Model Compression, Empirical Analyses
LadaBERT: Lightweight Adaptation of BERT through Hybrid Model Compression
Deep learning models such as BERT are generally large and memory intensive, and there has been some research in the direction of model compression, with recent work focusing on knowledge distillation. This paper argues that knowledge distillation approaches also are expensive and proposes a hybrid approach for compressing BERT model through weight pruning, matrix factorization, and knowledge distillation. Results seem to indicate that the various levels of compression affect some datasets a lot, while some are not affected that much. I would have loved to see some comment on how small these models exactly are (in terms of model sizes in MB, GB etc) and whether this takes us more closer to on the device models. There is a passing mention of embedded ML at the top, but considering that Microsoft Research is involved, I would have loved to see more on that part.

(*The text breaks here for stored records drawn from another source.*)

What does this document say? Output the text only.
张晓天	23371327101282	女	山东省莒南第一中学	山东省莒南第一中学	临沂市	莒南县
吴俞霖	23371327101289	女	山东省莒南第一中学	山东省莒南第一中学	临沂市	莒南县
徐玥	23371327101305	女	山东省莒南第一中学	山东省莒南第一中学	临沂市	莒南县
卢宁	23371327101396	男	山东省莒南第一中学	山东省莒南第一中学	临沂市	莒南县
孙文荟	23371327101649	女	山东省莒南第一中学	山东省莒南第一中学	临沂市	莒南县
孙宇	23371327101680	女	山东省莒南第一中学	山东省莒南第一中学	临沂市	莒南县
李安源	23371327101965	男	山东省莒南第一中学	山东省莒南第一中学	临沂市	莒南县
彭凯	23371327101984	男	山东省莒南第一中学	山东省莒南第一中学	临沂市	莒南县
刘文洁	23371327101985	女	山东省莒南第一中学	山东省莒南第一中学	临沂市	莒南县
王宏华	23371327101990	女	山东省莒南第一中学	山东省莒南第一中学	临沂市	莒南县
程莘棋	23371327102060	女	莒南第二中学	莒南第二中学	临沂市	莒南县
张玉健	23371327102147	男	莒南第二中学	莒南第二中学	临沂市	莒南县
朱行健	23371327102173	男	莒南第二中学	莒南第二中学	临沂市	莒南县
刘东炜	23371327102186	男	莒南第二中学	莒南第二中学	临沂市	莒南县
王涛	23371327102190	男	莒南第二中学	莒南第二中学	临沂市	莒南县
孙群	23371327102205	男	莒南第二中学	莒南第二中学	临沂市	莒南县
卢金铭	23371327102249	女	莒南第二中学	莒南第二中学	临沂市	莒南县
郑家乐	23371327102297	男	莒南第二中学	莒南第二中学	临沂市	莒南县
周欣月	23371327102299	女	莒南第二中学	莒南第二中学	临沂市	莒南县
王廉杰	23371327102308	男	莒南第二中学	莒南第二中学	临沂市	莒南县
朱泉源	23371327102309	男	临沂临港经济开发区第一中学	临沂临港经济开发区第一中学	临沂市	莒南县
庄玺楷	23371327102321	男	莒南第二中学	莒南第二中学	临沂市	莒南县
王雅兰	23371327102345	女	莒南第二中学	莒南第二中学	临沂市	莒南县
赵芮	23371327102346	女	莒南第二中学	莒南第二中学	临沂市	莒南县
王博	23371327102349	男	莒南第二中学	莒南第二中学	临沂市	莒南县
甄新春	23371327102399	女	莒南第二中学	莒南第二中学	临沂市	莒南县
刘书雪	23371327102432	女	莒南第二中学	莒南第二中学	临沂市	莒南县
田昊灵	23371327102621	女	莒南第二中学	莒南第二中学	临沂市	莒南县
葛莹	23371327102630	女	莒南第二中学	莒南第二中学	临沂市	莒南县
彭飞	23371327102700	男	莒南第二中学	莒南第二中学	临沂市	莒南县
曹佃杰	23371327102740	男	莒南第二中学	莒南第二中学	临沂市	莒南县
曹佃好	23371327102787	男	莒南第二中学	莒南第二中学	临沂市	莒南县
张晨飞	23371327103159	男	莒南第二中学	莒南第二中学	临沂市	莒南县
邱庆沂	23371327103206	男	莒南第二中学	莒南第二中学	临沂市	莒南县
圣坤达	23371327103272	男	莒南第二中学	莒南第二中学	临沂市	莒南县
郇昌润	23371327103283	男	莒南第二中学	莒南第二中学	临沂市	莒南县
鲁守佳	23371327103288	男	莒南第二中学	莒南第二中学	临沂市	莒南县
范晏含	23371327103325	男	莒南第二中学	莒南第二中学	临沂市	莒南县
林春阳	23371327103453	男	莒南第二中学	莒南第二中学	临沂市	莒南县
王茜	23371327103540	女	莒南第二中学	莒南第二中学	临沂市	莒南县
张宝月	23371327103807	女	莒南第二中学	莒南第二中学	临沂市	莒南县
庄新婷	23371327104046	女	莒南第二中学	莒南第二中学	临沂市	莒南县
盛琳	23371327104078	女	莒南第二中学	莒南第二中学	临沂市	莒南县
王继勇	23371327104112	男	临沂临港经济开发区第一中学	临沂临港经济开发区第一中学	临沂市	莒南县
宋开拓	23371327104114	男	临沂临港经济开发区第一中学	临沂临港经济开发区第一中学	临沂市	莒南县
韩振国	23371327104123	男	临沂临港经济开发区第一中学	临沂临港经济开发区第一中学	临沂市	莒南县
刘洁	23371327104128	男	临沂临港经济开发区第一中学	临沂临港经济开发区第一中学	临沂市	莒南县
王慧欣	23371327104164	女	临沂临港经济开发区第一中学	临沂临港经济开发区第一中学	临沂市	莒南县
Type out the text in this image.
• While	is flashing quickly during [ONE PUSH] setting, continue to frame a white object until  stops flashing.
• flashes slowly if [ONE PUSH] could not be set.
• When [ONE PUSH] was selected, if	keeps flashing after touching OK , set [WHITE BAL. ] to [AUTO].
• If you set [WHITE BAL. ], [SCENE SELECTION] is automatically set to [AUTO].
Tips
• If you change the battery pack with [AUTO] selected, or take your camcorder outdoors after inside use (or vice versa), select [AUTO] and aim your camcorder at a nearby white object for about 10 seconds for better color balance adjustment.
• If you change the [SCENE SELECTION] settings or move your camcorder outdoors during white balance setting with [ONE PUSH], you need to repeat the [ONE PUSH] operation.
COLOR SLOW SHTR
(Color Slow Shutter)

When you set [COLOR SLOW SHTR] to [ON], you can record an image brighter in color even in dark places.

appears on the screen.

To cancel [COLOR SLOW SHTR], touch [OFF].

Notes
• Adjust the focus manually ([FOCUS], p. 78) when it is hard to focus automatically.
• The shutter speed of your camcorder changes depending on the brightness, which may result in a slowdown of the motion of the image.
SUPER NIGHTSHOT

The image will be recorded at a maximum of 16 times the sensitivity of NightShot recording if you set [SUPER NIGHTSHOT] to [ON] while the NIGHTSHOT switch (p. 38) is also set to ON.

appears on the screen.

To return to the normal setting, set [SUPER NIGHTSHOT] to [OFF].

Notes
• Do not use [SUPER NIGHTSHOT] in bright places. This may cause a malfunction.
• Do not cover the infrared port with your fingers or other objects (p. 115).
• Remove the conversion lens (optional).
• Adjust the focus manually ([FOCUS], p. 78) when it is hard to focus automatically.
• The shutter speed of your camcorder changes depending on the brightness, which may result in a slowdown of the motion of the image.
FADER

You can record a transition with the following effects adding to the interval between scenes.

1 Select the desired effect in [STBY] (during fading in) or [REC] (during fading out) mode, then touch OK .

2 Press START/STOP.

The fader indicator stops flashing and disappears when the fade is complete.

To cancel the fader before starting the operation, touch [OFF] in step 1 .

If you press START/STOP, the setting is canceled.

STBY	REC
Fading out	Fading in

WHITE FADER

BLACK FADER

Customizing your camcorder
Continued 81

An Empirical Study of the Downstream Reliability of Pre-Trained Word Embeddings
There are many different forms of word embeddings, and the results of an experiment may change based on what embeddings were used, what model was used for downstream task training, whether there is any fine tuning or not etc. This paper performs a study to understand cross-corpus and cross-domain reliability of using pre-trained word embedding models with and without fine tuning. They eventually concluded that static embeddings work best. I wasn’t very sure on how this fine tuning was done for the embeddings they used, and I was also curious why they did not look at any contextual embeddings. Otherwise, it seemed like an interesting study.
That’s all for today and virtual conferencing is exhausting!